From The Vicar: Creation and Destruction

From The Vicar: Creation and Destruction

From The Vicar: Creation and Destruction

# From The... - Letters to the Congregation

From The Vicar: Creation and Destruction

Dear Ones of St. Columba's,

Over sabbatical I got pretty into Louise Penny's Canadian murder mystery novels starring Inspector Armand Gamache. There are something like 17 of these books in the series and I am well on my way to having read them all. Penny is known for the emotional depth in her somewhat formulaic murder mysteries, and for her beloved central character Inspector Gamache, chief of homicide in the Quebec police force known as the Surete. 

Every book has at least one preachable quote (fair warning, I have resisted them so far but it is only a matter of time) but this week in my reading there was a throw-away line that I couldn't stop thinking about. One of Penny's characters repeated a quote by famous painter Pablo Picasso "Every act of creation is first an act of destruction." 

My first response is to resist this idea, but I can see where it comes from. Everything new comes from some other thing's end in one way or another. Does this mean the first thing is destroyed? Maybe not, Picasso. But I bet that depends on how attached we are to those first things. Does autumn destroy summer, or merely come from it? How you feel about summer is going to deeply affect how you answer that question. 

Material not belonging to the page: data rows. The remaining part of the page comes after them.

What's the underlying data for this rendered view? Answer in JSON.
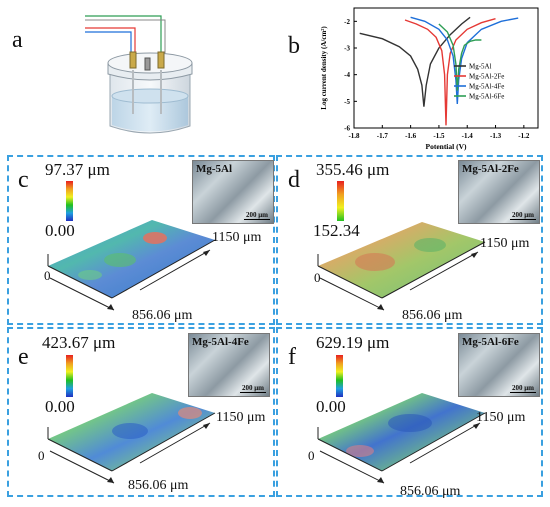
{
  "panels": {
    "a": {
      "letter": "a"
    },
    "b": {
      "letter": "b"
    },
    "c": {
      "letter": "c",
      "max": "97.37 μm",
      "min": "0.00",
      "inset": "Mg-5Al",
      "scale": "200 μm",
      "width": "1150 μm",
      "length": "856.06 μm",
      "origin": "0"
    },
    "d": {
      "letter": "d",
      "max": "355.46 μm",
      "min": "152.34",
      "inset": "Mg-5Al-2Fe",
      "scale": "200 μm",
      "width": "1150 μm",
      "length": "856.06 μm",
      "origin": "0"
    },
    "e": {
      "letter": "e",
      "max": "423.67 μm",
      "min": "0.00",
      "inset": "Mg-5Al-4Fe",
      "scale": "200 μm",
      "width": "1150 μm",
      "length": "856.06 μm",
      "origin": "0"
    },
    "f": {
      "letter": "f",
      "max": "629.19 μm",
      "min": "0.00",
      "inset": "Mg-5Al-6Fe",
      "scale": "200 μm",
      "width": "1150 μm",
      "length": "856.06 μm",
      "origin": "0"
    }
  },
  "chart_data": {
    "type": "line",
    "xlabel": "Potential (V)",
    "ylabel": "Log current density (A/cm²)",
    "xlim": [
      -1.8,
      -1.15
    ],
    "ylim": [
      -6,
      -1.5
    ],
    "xticks": [
      -1.8,
      -1.7,
      -1.6,
      -1.5,
      -1.4,
      -1.3,
      -1.2
    ],
    "yticks": [
      -6,
      -5,
      -4,
      -3,
      -2
    ],
    "legend": "right",
    "series": [
      {
        "name": "Mg-5Al",
        "color": "#333333",
        "x": [
          -1.78,
          -1.7,
          -1.64,
          -1.6,
          -1.575,
          -1.56,
          -1.553,
          -1.545,
          -1.53,
          -1.5,
          -1.46,
          -1.42,
          -1.39
        ],
        "y": [
          -2.45,
          -2.65,
          -2.95,
          -3.3,
          -3.8,
          -4.4,
          -5.2,
          -4.4,
          -3.6,
          -3.0,
          -2.5,
          -2.1,
          -1.85
        ]
      },
      {
        "name": "Mg-5Al-2Fe",
        "color": "#e53935",
        "x": [
          -1.62,
          -1.58,
          -1.54,
          -1.51,
          -1.49,
          -1.48,
          -1.475,
          -1.47,
          -1.46,
          -1.44,
          -1.4,
          -1.35,
          -1.3
        ],
        "y": [
          -1.95,
          -2.1,
          -2.3,
          -2.6,
          -3.1,
          -4.0,
          -5.9,
          -4.0,
          -3.2,
          -2.7,
          -2.3,
          -2.05,
          -1.9
        ]
      },
      {
        "name": "Mg-5Al-4Fe",
        "color": "#1e6fd9",
        "x": [
          -1.6,
          -1.55,
          -1.5,
          -1.47,
          -1.45,
          -1.44,
          -1.435,
          -1.43,
          -1.42,
          -1.4,
          -1.35,
          -1.28,
          -1.22
        ],
        "y": [
          -1.85,
          -2.0,
          -2.3,
          -2.7,
          -3.3,
          -4.2,
          -5.1,
          -4.2,
          -3.4,
          -2.8,
          -2.3,
          -2.0,
          -1.88
        ]
      },
      {
        "name": "Mg-5Al-6Fe",
        "color": "#2e9e55",
        "x": [
          -1.5,
          -1.47,
          -1.45,
          -1.44,
          -1.435,
          -1.43,
          -1.42,
          -1.41,
          -1.39,
          -1.37,
          -1.35
        ],
        "y": [
          -2.1,
          -2.4,
          -2.9,
          -3.6,
          -4.6,
          -3.8,
          -3.2,
          -2.9,
          -2.75,
          -2.7,
          -2.7
        ]
      }
    ]
  }
}
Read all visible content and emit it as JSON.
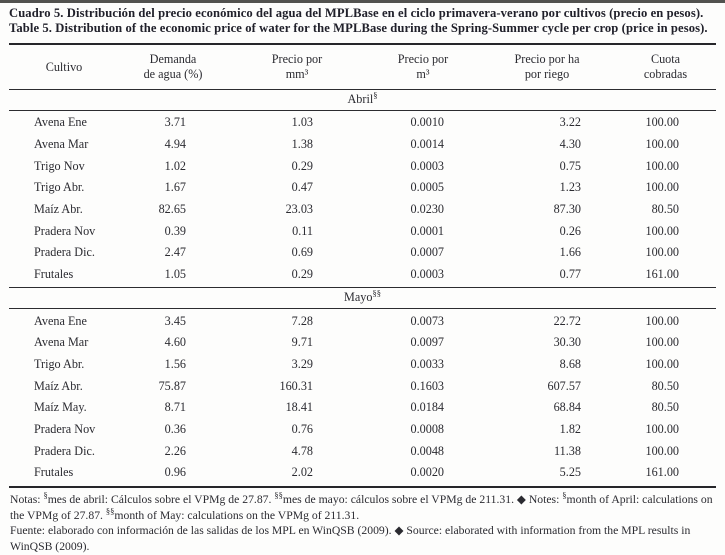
{
  "titles": {
    "es": "Cuadro 5. Distribución del precio económico del agua del MPLBase en el ciclo primavera-verano por cultivos (precio en pesos).",
    "en": "Table 5. Distribution of the economic price of water for the MPLBase during the Spring-Summer cycle per crop (price in pesos)."
  },
  "table": {
    "columns": [
      {
        "l1": "Cultivo",
        "l2": ""
      },
      {
        "l1": "Demanda",
        "l2": "de agua (%)"
      },
      {
        "l1": "Precio por",
        "l2": "mm³"
      },
      {
        "l1": "Precio por",
        "l2": "m³"
      },
      {
        "l1": "Precio por ha",
        "l2": "por riego"
      },
      {
        "l1": "Cuota",
        "l2": "cobradas"
      }
    ],
    "sections": [
      {
        "label": "Abril",
        "sup": "§",
        "rows": [
          {
            "crop": "Avena Ene",
            "demanda": "3.71",
            "mm3": "1.03",
            "m3": "0.0010",
            "ha": "3.22",
            "cuota": "100.00"
          },
          {
            "crop": "Avena Mar",
            "demanda": "4.94",
            "mm3": "1.38",
            "m3": "0.0014",
            "ha": "4.30",
            "cuota": "100.00"
          },
          {
            "crop": "Trigo Nov",
            "demanda": "1.02",
            "mm3": "0.29",
            "m3": "0.0003",
            "ha": "0.75",
            "cuota": "100.00"
          },
          {
            "crop": "Trigo Abr.",
            "demanda": "1.67",
            "mm3": "0.47",
            "m3": "0.0005",
            "ha": "1.23",
            "cuota": "100.00"
          },
          {
            "crop": "Maíz Abr.",
            "demanda": "82.65",
            "mm3": "23.03",
            "m3": "0.0230",
            "ha": "87.30",
            "cuota": "80.50"
          },
          {
            "crop": "Pradera Nov",
            "demanda": "0.39",
            "mm3": "0.11",
            "m3": "0.0001",
            "ha": "0.26",
            "cuota": "100.00"
          },
          {
            "crop": "Pradera Dic.",
            "demanda": "2.47",
            "mm3": "0.69",
            "m3": "0.0007",
            "ha": "1.66",
            "cuota": "100.00"
          },
          {
            "crop": "Frutales",
            "demanda": "1.05",
            "mm3": "0.29",
            "m3": "0.0003",
            "ha": "0.77",
            "cuota": "161.00"
          }
        ]
      },
      {
        "label": "Mayo",
        "sup": "§§",
        "rows": [
          {
            "crop": "Avena Ene",
            "demanda": "3.45",
            "mm3": "7.28",
            "m3": "0.0073",
            "ha": "22.72",
            "cuota": "100.00"
          },
          {
            "crop": "Avena Mar",
            "demanda": "4.60",
            "mm3": "9.71",
            "m3": "0.0097",
            "ha": "30.30",
            "cuota": "100.00"
          },
          {
            "crop": "Trigo Abr.",
            "demanda": "1.56",
            "mm3": "3.29",
            "m3": "0.0033",
            "ha": "8.68",
            "cuota": "100.00"
          },
          {
            "crop": "Maíz Abr.",
            "demanda": "75.87",
            "mm3": "160.31",
            "m3": "0.1603",
            "ha": "607.57",
            "cuota": "80.50"
          },
          {
            "crop": "Maíz May.",
            "demanda": "8.71",
            "mm3": "18.41",
            "m3": "0.0184",
            "ha": "68.84",
            "cuota": "80.50"
          },
          {
            "crop": "Pradera Nov",
            "demanda": "0.36",
            "mm3": "0.76",
            "m3": "0.0008",
            "ha": "1.82",
            "cuota": "100.00"
          },
          {
            "crop": "Pradera Dic.",
            "demanda": "2.26",
            "mm3": "4.78",
            "m3": "0.0048",
            "ha": "11.38",
            "cuota": "100.00"
          },
          {
            "crop": "Frutales",
            "demanda": "0.96",
            "mm3": "2.02",
            "m3": "0.0020",
            "ha": "5.25",
            "cuota": "161.00"
          }
        ]
      }
    ]
  },
  "notes": {
    "line1": "Notas: §mes de abril: Cálculos sobre el VPMg de 27.87. §§mes de mayo: cálculos sobre el VPMg de 211.31. ◆ Notes: §month of April: calculations on the VPMg of 27.87. §§month of May: calculations on the VPMg of 211.31.",
    "line2": "Fuente: elaborado con información de las salidas de los MPL en WinQSB (2009). ◆ Source: elaborated with information from the MPL results in WinQSB (2009)."
  }
}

As a creative person and someone who loves new ideas and experiences and things, this quote helps me see that perhaps sometimes the new thing cannot arrive until we have said goodbye to what came before. As someone who craves stability in a world that is always changing Picasso's words (almost certainly about art), help me hope that perhaps there is something new ahead, when something beloved to me comes to an end.

We are coming quickly to the end of our church year. Two more Sundays to go and we will be starting again, starting anew, with the season of Advent. Our scriptures this week and next (and into Advent as well) sound like doom and gloom, a bit. And this is appropriate because we are coming to the end. 

I appreciate our geography, in these times of year. I like it that as the light fades and the trees go bare our church calendar also heaves one last sigh and then ends. I am captivated by beginning a new year of worship, community, and faith in the darkest days of winter. 

I don't know where you are this season - glorying in the fall colors and pumpkin spice lattes or hitting snooze and wishing you could hibernate until the sunshine returns or somewhere in between. Our Church calendar gives us permission to live into both the destruction of the year coming to a close and the promise of new creation that lies ahead. You don't have to be one or other - part of our tradition as Episcopalians is that we believe in the capacity, together, to hold both things with reverence and hope. 

Here is a key thing to remember, no matter how you feel about the creative destruction of the present moment: you aren't in it alone. As a church community we create together, and when things end we mourn that together, too. I hope you'll come and worship these last two Sundays in what has been a remarkable and unusual church year. Let's set this year to rest and see what God has waiting for us just around the corner in the dark.